En el capítulo III “Delineando
dispositivos pedagógicos como prácticas de ejercicio de poder” analiza
estrategias político-pedagógicas impulsadas por un conjunto de feministas
agentes estatales en el marco de dos instancias del Estado provincial: el Equipo
ESI y docentes de enseñanza pública de nivel superior, las que entiende como
prácticas políticas desde los márgenes.
En
cuanto al Equipo provincial de ESI, plantea que el mismo desarrolló espacios de
formación especializada para docentes, equipo directivo y personal escolar, en
las que subyace la propuesta de que la docencia se constituya como el primer
sujeto de esta ley, a fin de poder impulsar un proceso autoperceptivo
y de reconocimiento en su carácter sexo-generizado
que contribuya al proceso de educar en sexualidad. En torno a tales
capacitaciones, la autora reconoce disputas y negociaciones con el Ministerio
de Educación, por ejemplo, acerca del presupuesto y el conjunto de
destinatarios de las capacitaciones, y entre docente feministas y el Equipo
ESI, tal como aquella sobre las estrategias de implementación de la ley y la
modalidad de dictado de las formaciones (particularmente por el Aula Virtual).
También identifica la creación de materiales didácticos y pedagógicos para los
diversos niveles del sistema educativo. Además, sostiene que desde su
conformación el Equipo ESI se involucró en el proceso de modificación de los
Diseños Curriculares de formación docente a fin de adaptar los contenidos en
clave de género y derechos humanos, aspecto en el que la provincia de Santa Fe
se constituye como pionera. La investigadora plantea que este proceso implica
el impulso de un nuevo paradigma desde el cual pensar la práctica
docente.
A
la vez, da cuenta de que el Diseño Curricular para la ESI contempló la
inclusión del seminario “Sexualidad Humana y Educación” en la formación docente
de nivel superior, dictado por primera vez en 2012. Caracteriza este seminario
tanto por la presencia de la perspectiva de género en su fundamentación y sus
contenidos, así como por una serie de contradicciones: su nombre (aspecto
disputado por las trabajadoras del Equipo ESI, quienes impulsaron la
institucionalización de seminarios que lleven tal sigla en su denominación) y
su relación con la definición de sexualidad sostenida, y el hecho de que se
aluda a “malestares de la sexualidad” que implican una asociación con el saber
biomédico (el que construye rangos de normalidad en torno a la sexualidad), con
el que la ESI disputa sentidos.
Respecto de las docentes
feministas, la autora concibe que poseen mayor margen de acción en relación al
proceso de construcción de identidades estratégicas a raíz de tener condiciones
laborales de mayor estabilidad una vez que ingresan al sistema educativo.
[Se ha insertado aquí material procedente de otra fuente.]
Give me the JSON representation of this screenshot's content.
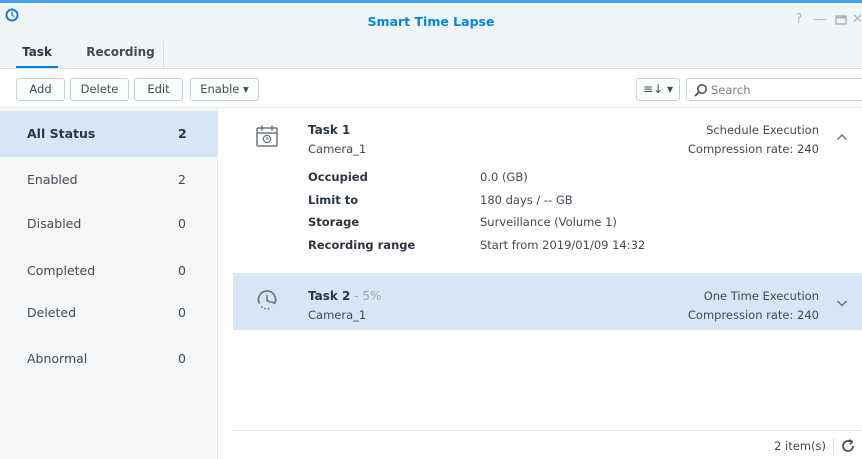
{
  "window": {
    "title": "Smart Time Lapse",
    "app_icon": "clock-icon",
    "controls": [
      "help-icon",
      "minimize-icon",
      "maximize-icon",
      "close-icon"
    ],
    "accent_color": "#0086e5"
  },
  "tabs": [
    {
      "label": "Task",
      "selected": true
    },
    {
      "label": "Recording",
      "selected": false
    }
  ],
  "toolbar": {
    "add_label": "Add",
    "delete_label": "Delete",
    "edit_label": "Edit",
    "enable_label": "Enable ▾",
    "sort_label": "≡↓ ▾",
    "search_placeholder": "Search"
  },
  "sidebar": {
    "items": [
      {
        "label": "All Status",
        "count": "2",
        "selected": true
      },
      {
        "label": "Enabled",
        "count": "2"
      },
      {
        "label": "Disabled",
        "count": "0"
      },
      {
        "label": "Completed",
        "count": "0"
      },
      {
        "label": "Deleted",
        "count": "0"
      },
      {
        "label": "Abnormal",
        "count": "0"
      }
    ]
  },
  "tasks": [
    {
      "name": "Task 1",
      "progress": "",
      "camera": "Camera_1",
      "type": "Schedule Execution",
      "compression": "Compression rate: 240",
      "icon": "calendar-clock-icon",
      "expanded": true,
      "details": [
        {
          "label": "Occupied",
          "value": "0.0 (GB)"
        },
        {
          "label": "Limit to",
          "value": "180 days / -- GB"
        },
        {
          "label": "Storage",
          "value": "Surveillance (Volume 1)"
        },
        {
          "label": "Recording range",
          "value": "Start from 2019/01/09 14:32"
        }
      ]
    },
    {
      "name": "Task 2",
      "progress": " - 5%",
      "camera": "Camera_1",
      "type": "One Time Execution",
      "compression": "Compression rate: 240",
      "icon": "timelapse-icon",
      "expanded": false
    }
  ],
  "footer": {
    "item_count": "2 item(s)"
  }
}
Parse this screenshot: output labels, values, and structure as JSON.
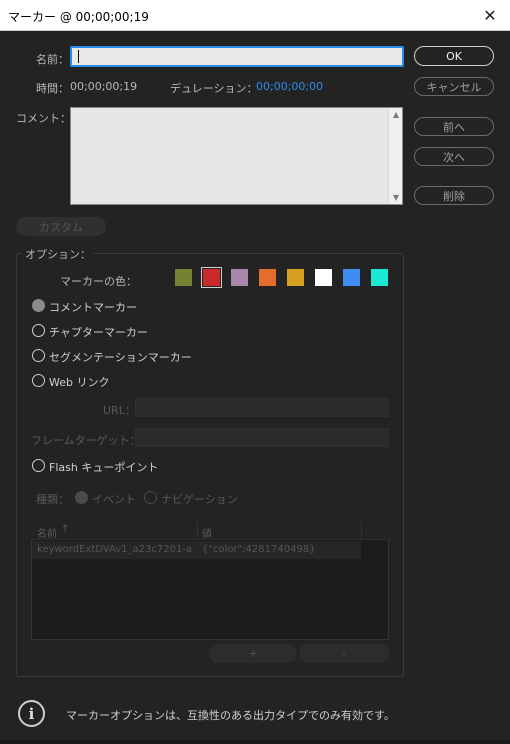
{
  "window": {
    "title": "マーカー @ 00;00;00;19"
  },
  "name": {
    "label": "名前：",
    "value": ""
  },
  "time": {
    "label": "時間：",
    "value": "00;00;00;19"
  },
  "duration": {
    "label": "デュレーション：",
    "value": "00;00;00;00"
  },
  "comment": {
    "label": "コメント：",
    "value": ""
  },
  "buttons": {
    "ok": "OK",
    "cancel": "キャンセル",
    "prev": "前へ",
    "next": "次へ",
    "delete": "削除",
    "custom": "カスタム"
  },
  "options": {
    "label": "オプション：",
    "marker_color_label": "マーカーの色：",
    "colors": [
      "#768233",
      "#c92a2a",
      "#a887aa",
      "#e46d2c",
      "#d6a021",
      "#ffffff",
      "#3f8cf2",
      "#1ae9d3"
    ],
    "selected_color_index": 1,
    "types": [
      {
        "label": "コメントマーカー",
        "selected": true
      },
      {
        "label": "チャプターマーカー",
        "selected": false
      },
      {
        "label": "セグメンテーションマーカー",
        "selected": false
      },
      {
        "label": "Web リンク",
        "selected": false
      }
    ],
    "url_label": "URL：",
    "frame_target_label": "フレームターゲット：",
    "flash_label": "Flash キューポイント",
    "kind_label": "種類：",
    "kind_event": "イベント",
    "kind_navigation": "ナビゲーション",
    "table": {
      "col_name": "名前",
      "col_value": "値",
      "sort_icon": "arrow-up-icon",
      "rows": [
        {
          "name": "keywordExtDVAv1_a23c7201-a",
          "value": "{\"color\":4281740498}"
        }
      ]
    },
    "add_label": "+",
    "remove_label": "-"
  },
  "info": {
    "text": "マーカーオプションは、互換性のある出力タイプでのみ有効です。"
  }
}
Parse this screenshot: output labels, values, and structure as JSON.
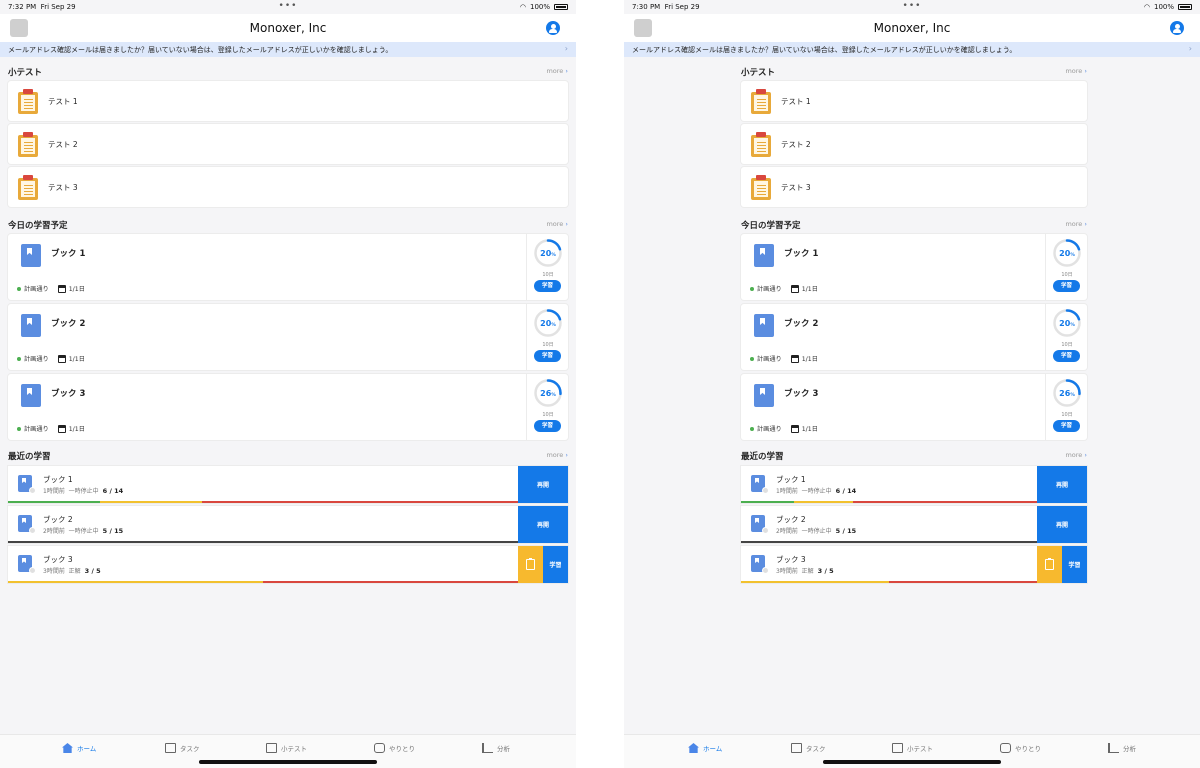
{
  "screens": [
    {
      "status_time": "7:32 PM",
      "status_date": "Fri Sep 29"
    },
    {
      "status_time": "7:30 PM",
      "status_date": "Fri Sep 29"
    }
  ],
  "status": {
    "dots": "•••",
    "battery": "100%"
  },
  "header": {
    "title": "Monoxer, Inc"
  },
  "banner": {
    "text": "メールアドレス確認メールは届きましたか？届いていない場合は、登録したメールアドレスが正しいかを確認しましょう。"
  },
  "more_label": "more",
  "quiz_section": {
    "title": "小テスト",
    "items": [
      {
        "label": "テスト 1"
      },
      {
        "label": "テスト 2"
      },
      {
        "label": "テスト 3"
      }
    ]
  },
  "schedule_section": {
    "title": "今日の学習予定",
    "plan_status": "計画通り",
    "items": [
      {
        "title": "ブック 1",
        "date": "1/1日",
        "percent": 20,
        "percent_text": "20",
        "day_label": "10日",
        "button": "学習"
      },
      {
        "title": "ブック 2",
        "date": "1/1日",
        "percent": 20,
        "percent_text": "20",
        "day_label": "10日",
        "button": "学習"
      },
      {
        "title": "ブック 3",
        "date": "1/1日",
        "percent": 26,
        "percent_text": "26",
        "day_label": "10日",
        "button": "学習"
      }
    ]
  },
  "percent_unit": "%",
  "recent_section": {
    "title": "最近の学習",
    "items": [
      {
        "title": "ブック 1",
        "time": "1時間前",
        "state": "一時停止中",
        "count": "6 / 14",
        "action": "再開",
        "progress": [
          0.18,
          0.2,
          0.62
        ]
      },
      {
        "title": "ブック 2",
        "time": "2時間前",
        "state": "一時停止中",
        "count": "5 / 15",
        "action": "再開",
        "progress": [
          0.0,
          0.0,
          1.0
        ]
      },
      {
        "title": "ブック 3",
        "time": "3時間前",
        "state": "正解",
        "count": "3 / 5",
        "action": "学習",
        "progress": [
          0.0,
          0.5,
          0.5
        ],
        "has_quiz": true
      }
    ]
  },
  "tabs": [
    {
      "label": "ホーム",
      "icon": "home-icon",
      "active": true
    },
    {
      "label": "タスク",
      "icon": "task-icon"
    },
    {
      "label": "小テスト",
      "icon": "quiz-icon"
    },
    {
      "label": "やりとり",
      "icon": "chat-icon"
    },
    {
      "label": "分析",
      "icon": "analytics-icon"
    }
  ],
  "colors": {
    "accent": "#1479e8",
    "progress_green": "#4caf50",
    "progress_yellow": "#f2c12e",
    "progress_red": "#d9473e",
    "quiz_yellow": "#f7b92e"
  }
}
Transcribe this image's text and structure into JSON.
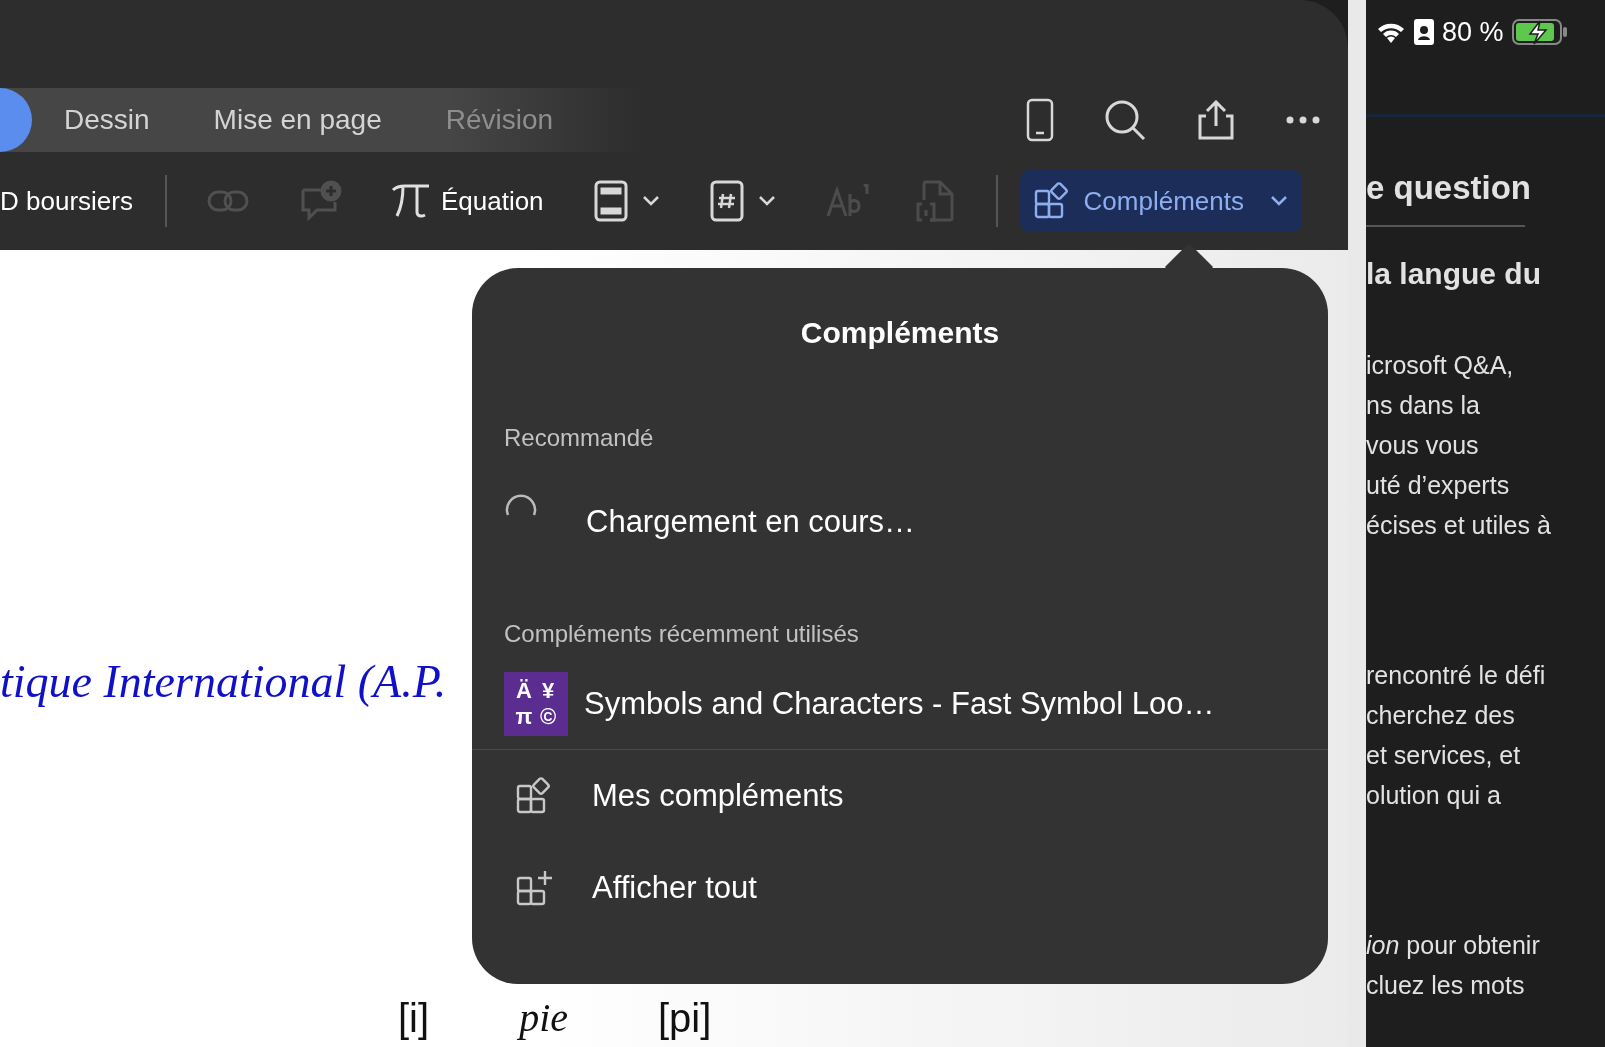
{
  "status_bar": {
    "battery_text": "80 %"
  },
  "tabs": [
    {
      "label": "Dessin",
      "selected": false
    },
    {
      "label": "Mise en page",
      "selected": false
    },
    {
      "label": "Révision",
      "selected": false
    }
  ],
  "toolbar": {
    "partial_label": "D boursiers",
    "equation_label": "Équation",
    "addins_button": {
      "label": "Compléments",
      "expanded": true
    }
  },
  "document": {
    "heading_fragment": "tique International (A.P.",
    "bottom_row": [
      "[i]",
      "pie",
      "[pi]"
    ]
  },
  "popover": {
    "title": "Compléments",
    "sections": [
      {
        "header": "Recommandé",
        "items": [
          {
            "kind": "loading",
            "label": "Chargement en cours…"
          }
        ]
      },
      {
        "header": "Compléments récemment utilisés",
        "items": [
          {
            "kind": "addin",
            "label": "Symbols and Characters - Fast Symbol Loo…",
            "icon_glyphs": [
              "Ä",
              "¥",
              "π",
              "©"
            ]
          }
        ]
      }
    ],
    "actions": [
      {
        "kind": "mine",
        "label": "Mes compléments"
      },
      {
        "kind": "all",
        "label": "Afficher tout"
      }
    ]
  },
  "side_panel": {
    "title": "e question",
    "subtitle": "la langue du",
    "paragraphs": [
      [
        "icrosoft Q&A,",
        "ns dans la",
        "vous vous",
        "uté d’experts",
        "écises et utiles à"
      ],
      [
        "rencontré le défi",
        "cherchez des",
        "et services, et",
        "olution qui a"
      ],
      [
        "*ion* pour obtenir",
        "cluez les mots"
      ]
    ]
  }
}
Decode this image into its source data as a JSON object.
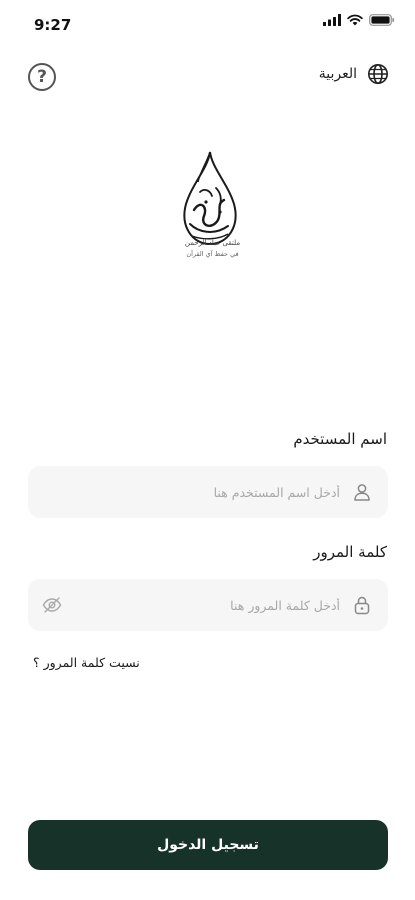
{
  "status_bar": {
    "time": "9:27"
  },
  "header": {
    "language_label": "العربية",
    "help_symbol": "?"
  },
  "logo": {
    "line1": "ملتقى عباد الرحمن",
    "line2": "في حفظ آي القرآن"
  },
  "form": {
    "username": {
      "label": "اسم المستخدم",
      "placeholder": "أدخل اسم المستخدم هنا",
      "value": ""
    },
    "password": {
      "label": "كلمة المرور",
      "placeholder": "أدخل كلمة المرور هنا",
      "value": ""
    },
    "forgot_password": "نسيت كلمة المرور ؟",
    "submit_label": "تسجيل الدخول"
  },
  "colors": {
    "primary": "#173329",
    "field_bg": "#f6f6f6",
    "placeholder": "#a8a8a8"
  },
  "icons": [
    "signal-icon",
    "wifi-icon",
    "battery-icon",
    "help-icon",
    "globe-icon",
    "user-icon",
    "lock-icon",
    "eye-off-icon"
  ]
}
En
esta línea, presenta dos experiencias de curricularización
de la ESI a través de la figura del Espacio Curricular Optativo (ECO) en un
profesorado de Educación Física y en uno de Historia.
En cuanto al caso particular del
ECO impulsado por una docente feminista en un profesorado de Historia, entre
otras tantas cuestiones, la investigadora sostiene que se trata de una
experiencia con alto impacto y potencial de transformación de las prácticas
institucionales. No obstante, plantea que el sostenimiento del ECO impulsado
institucionalmente es puesto en duda frente al Seminario ESI (obligatorio)
implementado por el nuevo Diseño Curricular delineado para los profesorados de
esta disciplina.
A propósito de la experiencia
impulsada por dos docentes feministas en un profesorado de Educación Física,
remarca que se trata de una iniciativa sin precedentes en tal formación
docente, a través de la que se propone concebir al cuerpo y el movimiento a
partir de una perspectiva de género. Por mencionar algunos aspectos
desarrollados, resaltamos las siguientes estrategias desplegadas desde el ECO:
intervención del espacio del instituto de formación a través de propuestas
didácticas, el involucramiento en el marco del debate por la Ley IVE, y la
participación en congresos y jornadas sobre Educación Física y sexualidad en
los que compartieron su propuesta, lo que devino en la conformación de un grupo
de trabajo.
La originalidad y gran
contribución de este libro se vincula con la indagación de un recorte analítico
poco explorado hasta el momento, así como con su abordaje. Malena Oneglia parte
de la articulación entre la antropología feminista y la antropología de y desde
los cuerpos para analizar de manera situada y encarnada la intervención de
feministas agentes estatales en la puesta en práctica de una política pública,
considerando múltiples aristas que atraviesan los procesos considerados.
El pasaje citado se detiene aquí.